After the summer solstice in June the days start to get shorter and this triggers in the girls into a natural part of their yearly cycle, molt.
- 1.(of an animal) shed old feathers, hair, or skin, or an old shell, to make way for a new growth.
“the adult birds were already molting into their winter shades of gray”
- 1. a loss of plumage, skin, or hair, especially as a regular feature of an animal’s life cycle.
You may see some extra feathers on the ground and be concerned about a predator or some other stressor (which is always a concern) but more likely it is the time of year for the girls to get ready for winter.
Some chickens will molt slowly, losing only and few feathers at a time and growing in new plumage over several months. Other chickens will have a “hard Molt” meaning they lose a LOT of feather all at once and look horrible but they usually come through molt faster and will start laying faster.
What can you do? You can support this yearly time of transition with nutrition help, protection from elements, and not making fun of the poor naked girls.
Nutritionally, hens in their molt can utilize more protein, and less of the egg making support we provide the rest of the year. There are products like “feather fixer” from Nutrena, Flock raiser from Purina, Chicken Broiler from King, or turkey starter from Modesto that can serve this purpose for you depending on your needs and wants for your family.

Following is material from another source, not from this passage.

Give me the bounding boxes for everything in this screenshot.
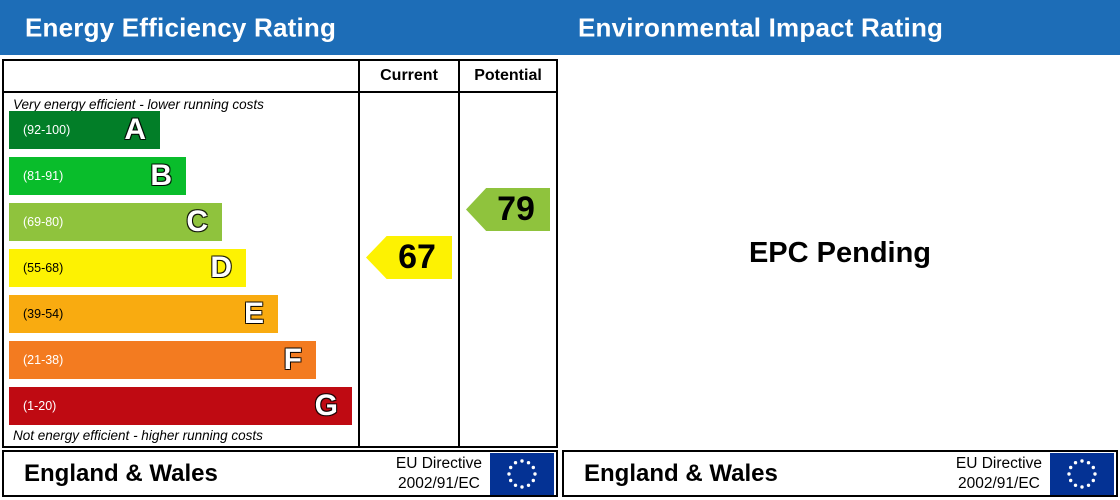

In Southern California we are certainly not cold in August and September so if your girls start in this time period providing shade from the sun is more important than if we were in the Midwest or far North and the girls started molting later in the year. Without their feathers they could use additional warmth through the molt if there were a cold snap.
Mostly just understand that this is normal, and look forward to new pretty plumage.